The golden age of AI.
This moment feels familiar.
Published Dec 1, 2025
Author Steve Berry

This moment feels familiar.
It takes me back to middle school—’97, ’98—when the early internet was starting to bloom. The tech bubble was inflating, but everything still felt kind of pure. You could build something weird or brilliant or broken, put it online, and it might actually get seen. Distribution was easier, in a way, because the web was smaller. Today, distribution is harder because the landscape is infinitely bigger with a diversity of people online.
Still, that same feeling is back: wonder, dazzle, possibility. We’re in the golden age of AI.
And like the early internet, we’re operating in a kind of legal vacuum. No one’s really enforcing IP laws. Copyright? Who’s checking? It’s the wild west again, and we’re just riding out into it. Everyone’s aware of AI, but not a lot of people are fluent yet. It’s still a novelty for most. Still a toy.

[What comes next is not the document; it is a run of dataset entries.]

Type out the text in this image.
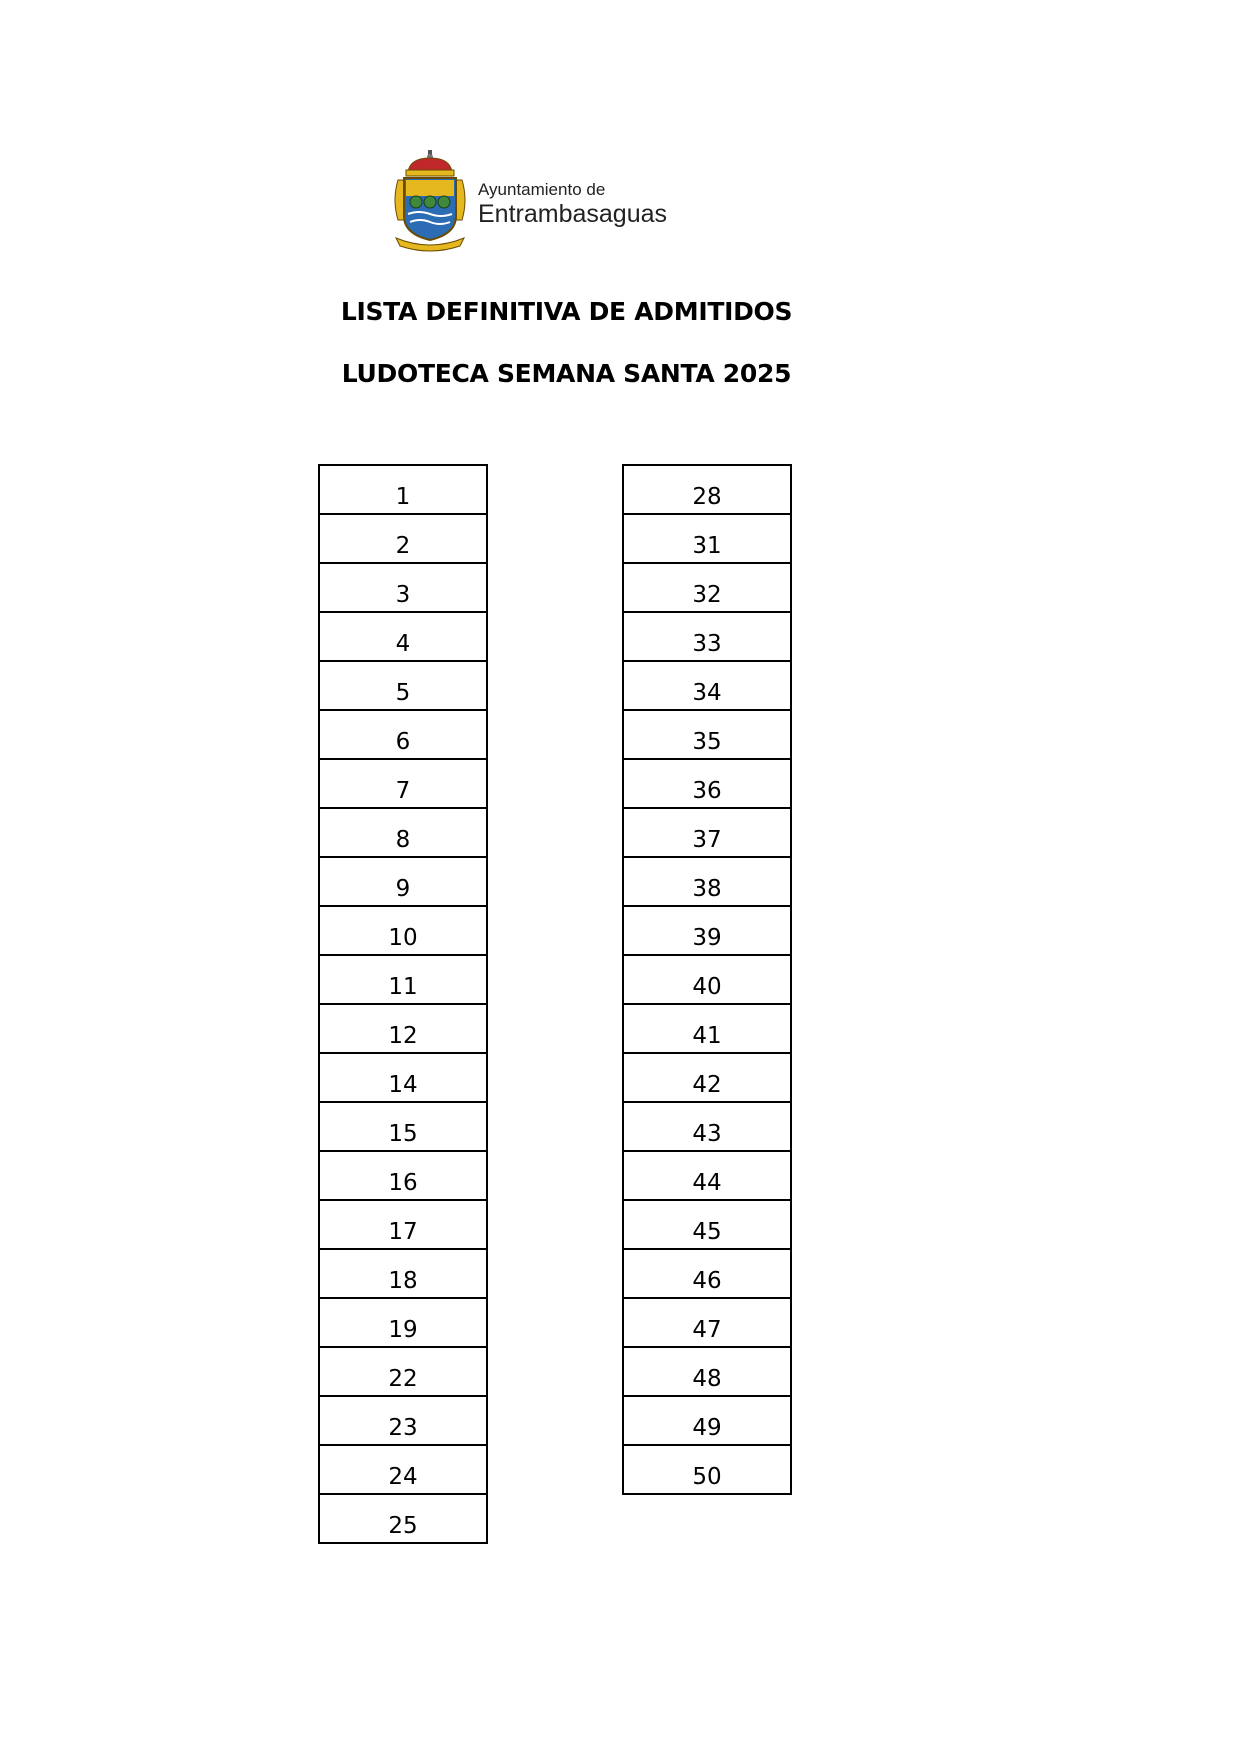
Ayuntamiento de
Entrambasaguas
LISTA DEFINITIVA DE ADMITIDOS
LUDOTECA SEMANA SANTA 2025
1
2
3
4
5
6
7
8
9
10
11
12
14
15
16
17
18
19
22
23
24
25
28
31
32
33
34
35
36
37
38
39
40
41
42
43
44
45
46
47
48
49
50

But that’s going to change.
OpenAI just announced they’re giving their product to the U.S. government for a dollar. A dollar. That’s the kind of move that signals a new era is coming fast.
I remember when the internet was mostly nerds. We joked about the “internet hate machine” like it was just our thing. Then everyone got online, and everything changed.
Right now, AI is still mostly in the hands of that small, curious crowd. But it’s not going to stay that way. It’s about to hit the mainstream.
And I’m really curious—what does that shift look like this time?